Sin duda, el Estado tiene un rol redistributivo y lo puede ejercer por la vía del gasto público (y las transferencias) o de los tributos; no obstante, hay evidencia que este objetivo se logra de manera más efectiva a través de lo primero que de lo segundo. Mejorar la calidad y efectividad del gasto público implica mejorar la institucionalidad, instalar la meritocracia del servicio civil, reformar la descentralización, adoptar el gobierno electrónico y mejorar la transparencia e integridad de la función pública. Es evidente que estos ámbitos de acción no requieren de cambios constitucionales. Sin perjuicio de lo anterior, mejorar la progresividad del marco tributario y financiar las demandas de mayor gasto (para tener mejores redes de protección social y mayor cobertura de servicios básicos) demandará generar ingresos fiscales adicionales para sostenerlo. Estos cambios demandarán eventualmente una reforma tributaria (con los consensos requeridos) y no una nueva Constitución, como se alude.

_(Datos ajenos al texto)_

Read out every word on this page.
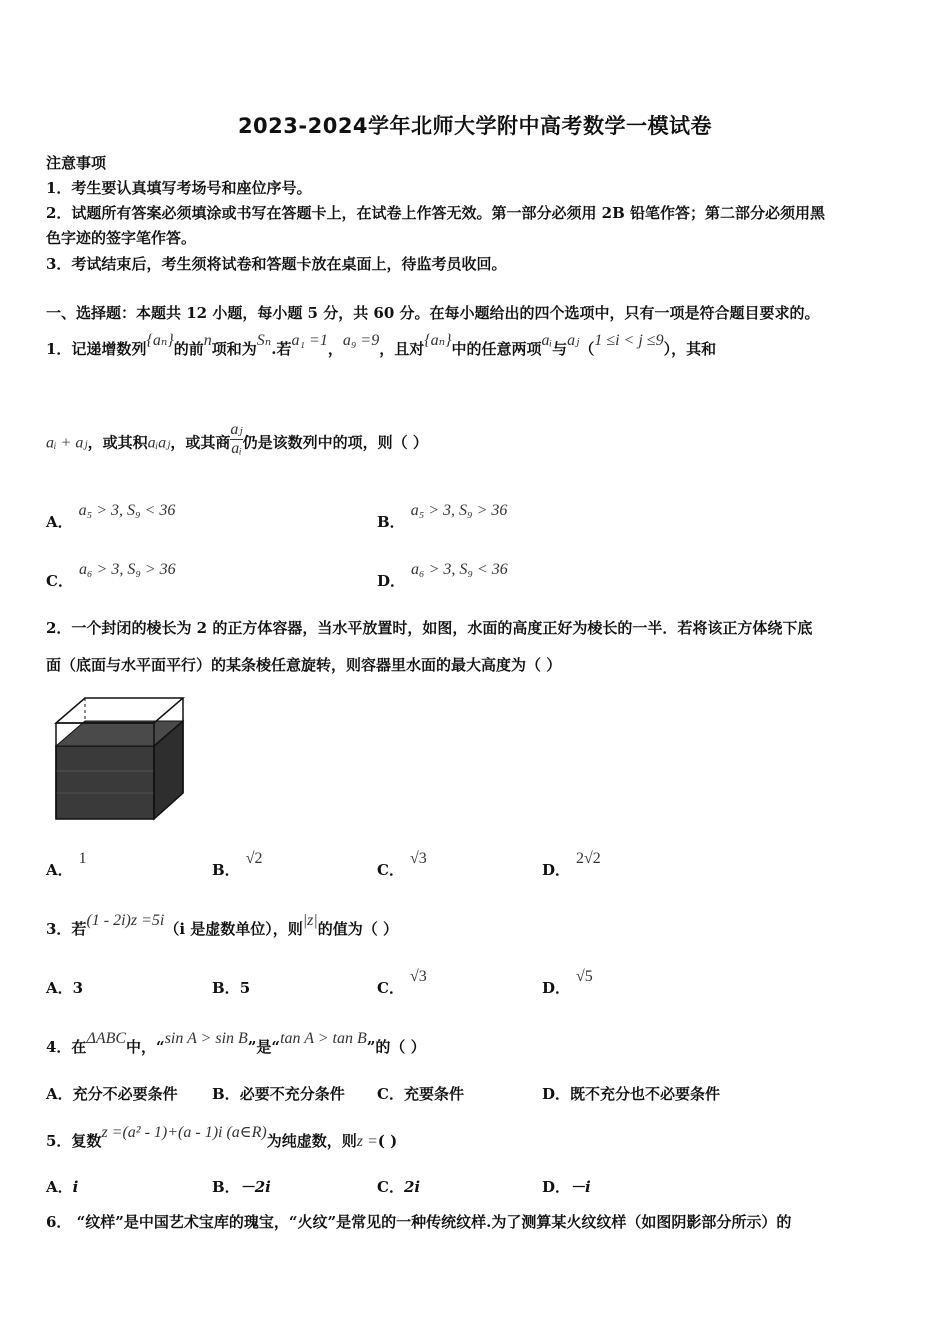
2023-2024学年北师大学附中高考数学一模试卷
注意事项
1．考生要认真填写考场号和座位序号。
2．试题所有答案必须填涂或书写在答题卡上，在试卷上作答无效。第一部分必须用 2B 铅笔作答；第二部分必须用黑
色字迹的签字笔作答。
3．考试结束后，考生须将试卷和答题卡放在桌面上，待监考员收回。
一、选择题：本题共 12 小题，每小题 5 分，共 60 分。在每小题给出的四个选项中，只有一项是符合题目要求的。
1．记递增数列{aₙ}的前n项和为Sₙ.若a₁ =1，a₉ =9，且对{aₙ}中的任意两项aᵢ与aⱼ（1 ≤i < j ≤9），其和
aᵢ + aⱼ，或其积aᵢaⱼ，或其商 $\frac{\text{aⱼ}}{\text{aᵢ}}$ 仍是该数列中的项，则（ ）
A．a₅ > 3, S₉ < 36
B．a₅ > 3, S₉ > 36
C．a₆ > 3, S₉ > 36
D．a₆ > 3, S₉ < 36
2．一个封闭的棱长为 2 的正方体容器，当水平放置时，如图，水面的高度正好为棱长的一半．若将该正方体绕下底
面（底面与水平面平行）的某条棱任意旋转，则容器里水面的最大高度为（ ）
A．1
B．√2
C．√3
D．2√2
3．若(1 - 2i)z =5i（i 是虚数单位），则|z|的值为（ ）
A．3	B．5	C．√3
D．√5
4．在ΔABC中，“sin A > sin B”是“tan A > tan B”的（ ）
A．充分不必要条件 B．必要不充分条件 C．充要条件	D．既不充分也不必要条件
5．复数z =(a² - 1)+(a - 1)i (a∈R)为纯虚数，则z =( )
A．i	B．－2i	C．2i	D．－i
6． “纹样”是中国艺术宝库的瑰宝，“火纹”是常见的一种传统纹样.为了测算某火纹纹样（如图阴影部分所示）的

La venidera campaña electoral exige que contribuyamos a tener una ciudadanía más informada y una discusión programática que resuelva los problemas que nos aquejan y que llene los espacios que muchas veces son tomados por proposiciones maximalistas o promesas con el móvil de captar votos y hacerse del poder a cualquier costo. La mayoría de peruanos no queremos experimentos que han fracasado en el pasado y no debemos ser pasivos ante estos riesgos. Urge que como ciudadanos ejerzamos un voto informado y desapasionado que evite que el Perú caiga nuevamente en una década perdida. Todos tenemos responsabilidad en esta cruzada.